A Message to Educators: Lessons Learned from the Corporate Trenches

Data Flow Framework

An understanding of the available database technologies is important, however, the decision of which database technology to choose cannot be made without a thorough understanding of how well the technology fits within the organizational culture and aligns with its goals. Business leaders learned this lesson the hard way when they failed to clearly define their goals and adequately address the resistance exhibited by members of the culture. At the heart of the resistance are the fears of displacement and inability to adapt. Exacerbating the problem was the added failure to examine and understand current processes and neglecting to adequately train members responsible for those processes. The absence of clear goals complicated matters further by making it impossible to identify what data needed capturing other than what was pre-defined by developers of transactional systems.

Learning from these mistakes, the author conceptualizes the data flow as a cyclical process illustrated by a funnel (Figure 1). At the top of the funnel are the established goals and the people and products that have a direct or indirect influence on achievement of the goals. As a practical matter, organizations may also need to include influential environmental variables, (i.e. political, legal and social), however, for the sake of simplicity, such variables are omitted from the framework. Critical people are those who directly impact goal achievement and those who support goal achievement by overseeing data capturing, analyzing and interpreting processes. Critical products also directly impact goal achievement. Strategic placement of qualified people, well-designed products and well planned processes result in intelligence that informs decision-makers and serves as a catalyst for improvement. When looking inside the funnel from a bird’s eye view, the funnel resembles a target with the bull’s-eye symbolically representing the resulting intelligence that supports decision-making. Conceptualizing the data flow in this fashion emphasizes the importance of goals, people, products and processes when considering database technology solutions and choosing a best fit among competing alternatives. It also provides the basis for answering the questions posed earlier.
 

Figure 1: Data Flow Framework

When reflecting on the framework, it is important to understand that in real situations, a single organization will have multiple funnels contained within the overarching organization-wide framework. In a corporate setting, this is easiest to visualize departmentally. A sales department naturally has different goals and data capture needs than the human resources department. While departments are typically interdependent, the respective goals actually drive the design of the parts of the system each department uses. Each department may further have nested data flows representing sub-goals and related processes. Reason suggests the deeper the nesting, the greater the granularity of the identified goals and data. This conceptualization allows for the creation of funnels of limited life, such as those representing short-term goals or temporary data processes that help establish performance benchmarks.
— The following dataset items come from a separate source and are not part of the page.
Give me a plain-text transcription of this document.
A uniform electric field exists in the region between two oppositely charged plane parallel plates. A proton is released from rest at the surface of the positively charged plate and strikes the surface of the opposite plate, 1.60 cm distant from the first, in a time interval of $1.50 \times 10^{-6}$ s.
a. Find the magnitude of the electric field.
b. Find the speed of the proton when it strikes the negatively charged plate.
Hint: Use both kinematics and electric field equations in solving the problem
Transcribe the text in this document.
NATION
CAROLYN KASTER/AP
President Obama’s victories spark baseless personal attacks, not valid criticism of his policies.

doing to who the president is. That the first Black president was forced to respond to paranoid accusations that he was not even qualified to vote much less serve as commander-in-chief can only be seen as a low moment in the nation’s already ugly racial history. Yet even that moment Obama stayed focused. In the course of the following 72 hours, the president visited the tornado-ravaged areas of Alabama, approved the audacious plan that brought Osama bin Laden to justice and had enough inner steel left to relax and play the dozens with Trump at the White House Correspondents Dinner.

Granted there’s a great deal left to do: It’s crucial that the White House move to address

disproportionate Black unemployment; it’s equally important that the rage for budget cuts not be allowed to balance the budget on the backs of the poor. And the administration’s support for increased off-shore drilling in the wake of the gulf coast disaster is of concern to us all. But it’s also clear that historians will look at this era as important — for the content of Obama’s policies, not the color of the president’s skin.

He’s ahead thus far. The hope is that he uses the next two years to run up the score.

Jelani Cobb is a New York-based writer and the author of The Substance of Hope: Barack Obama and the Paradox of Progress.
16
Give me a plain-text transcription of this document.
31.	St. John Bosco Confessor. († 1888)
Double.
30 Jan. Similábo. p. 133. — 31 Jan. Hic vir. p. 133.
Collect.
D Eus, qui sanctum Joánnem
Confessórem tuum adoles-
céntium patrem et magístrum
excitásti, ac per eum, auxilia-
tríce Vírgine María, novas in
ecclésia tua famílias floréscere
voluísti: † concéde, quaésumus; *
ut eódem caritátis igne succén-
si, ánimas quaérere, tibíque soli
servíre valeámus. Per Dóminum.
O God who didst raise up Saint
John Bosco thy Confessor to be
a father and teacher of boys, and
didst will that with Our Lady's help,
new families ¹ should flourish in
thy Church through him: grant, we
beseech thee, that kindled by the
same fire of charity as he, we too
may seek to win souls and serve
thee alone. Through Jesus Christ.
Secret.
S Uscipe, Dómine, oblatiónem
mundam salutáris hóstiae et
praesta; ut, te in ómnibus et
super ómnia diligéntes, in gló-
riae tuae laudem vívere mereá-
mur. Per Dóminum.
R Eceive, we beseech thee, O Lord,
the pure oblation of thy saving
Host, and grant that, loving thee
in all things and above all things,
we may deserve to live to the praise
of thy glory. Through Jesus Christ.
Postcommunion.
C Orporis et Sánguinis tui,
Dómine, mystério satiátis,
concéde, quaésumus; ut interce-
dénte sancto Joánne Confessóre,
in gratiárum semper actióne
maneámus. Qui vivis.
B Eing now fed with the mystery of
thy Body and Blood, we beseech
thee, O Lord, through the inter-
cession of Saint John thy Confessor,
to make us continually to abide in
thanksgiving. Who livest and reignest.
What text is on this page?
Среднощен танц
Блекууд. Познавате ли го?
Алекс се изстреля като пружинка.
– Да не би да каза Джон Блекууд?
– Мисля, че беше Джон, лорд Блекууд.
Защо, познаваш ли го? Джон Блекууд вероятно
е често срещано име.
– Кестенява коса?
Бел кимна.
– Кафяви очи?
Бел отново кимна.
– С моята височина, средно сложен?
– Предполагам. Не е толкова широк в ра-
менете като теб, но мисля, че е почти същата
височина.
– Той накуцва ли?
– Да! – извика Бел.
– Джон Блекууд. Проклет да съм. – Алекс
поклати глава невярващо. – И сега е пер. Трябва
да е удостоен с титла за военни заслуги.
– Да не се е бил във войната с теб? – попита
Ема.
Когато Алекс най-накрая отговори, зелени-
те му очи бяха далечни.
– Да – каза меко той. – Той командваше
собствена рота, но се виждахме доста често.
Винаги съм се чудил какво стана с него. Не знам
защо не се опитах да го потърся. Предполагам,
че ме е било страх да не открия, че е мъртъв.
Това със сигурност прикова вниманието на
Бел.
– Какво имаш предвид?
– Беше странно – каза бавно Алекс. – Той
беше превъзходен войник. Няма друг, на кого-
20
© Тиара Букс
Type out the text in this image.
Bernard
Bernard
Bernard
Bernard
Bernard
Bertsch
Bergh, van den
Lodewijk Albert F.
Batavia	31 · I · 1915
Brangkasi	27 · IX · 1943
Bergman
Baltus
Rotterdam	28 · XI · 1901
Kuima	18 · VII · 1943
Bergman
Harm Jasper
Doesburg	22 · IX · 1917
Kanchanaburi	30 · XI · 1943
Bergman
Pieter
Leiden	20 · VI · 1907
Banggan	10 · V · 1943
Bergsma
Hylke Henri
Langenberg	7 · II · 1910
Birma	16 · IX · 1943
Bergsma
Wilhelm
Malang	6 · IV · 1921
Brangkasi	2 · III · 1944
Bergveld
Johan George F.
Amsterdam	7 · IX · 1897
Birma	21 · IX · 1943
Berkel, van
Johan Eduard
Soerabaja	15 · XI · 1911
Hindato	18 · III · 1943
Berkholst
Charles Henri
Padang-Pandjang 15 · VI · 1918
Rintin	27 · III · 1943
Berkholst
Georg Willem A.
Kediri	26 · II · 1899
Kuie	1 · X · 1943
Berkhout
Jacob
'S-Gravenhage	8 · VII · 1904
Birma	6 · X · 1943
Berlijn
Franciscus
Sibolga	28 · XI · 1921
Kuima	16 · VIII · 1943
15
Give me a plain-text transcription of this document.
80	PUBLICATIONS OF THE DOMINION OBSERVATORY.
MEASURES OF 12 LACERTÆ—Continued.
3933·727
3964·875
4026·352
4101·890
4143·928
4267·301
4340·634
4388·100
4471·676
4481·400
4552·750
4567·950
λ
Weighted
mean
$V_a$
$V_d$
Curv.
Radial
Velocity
For example, a goal may be to determine the feasibility of a new product idea. Data captured from marketing, sales, purchasing, production and shipping can be analyzed and fed into a new product feasibility study funnel, which may be nested within a research and development department funnel. Nesting illustrates how the sub data flow is dependent upon the department data flow, which is further dependent on the organization data flow. By emphasizing sub-goal dependency on overarching goals and sub-goal inheritance of the parent’s data and processes, decision-makers are better equipped to deal with conflicting and incongruent conclusions. Since this systemic approach mandates addressing the key questions for each proposed data flow, it also helps reveal gaps in the data and faulty measures, which for example, in the new product analysis, could lead to an inappropriate go or no go decision.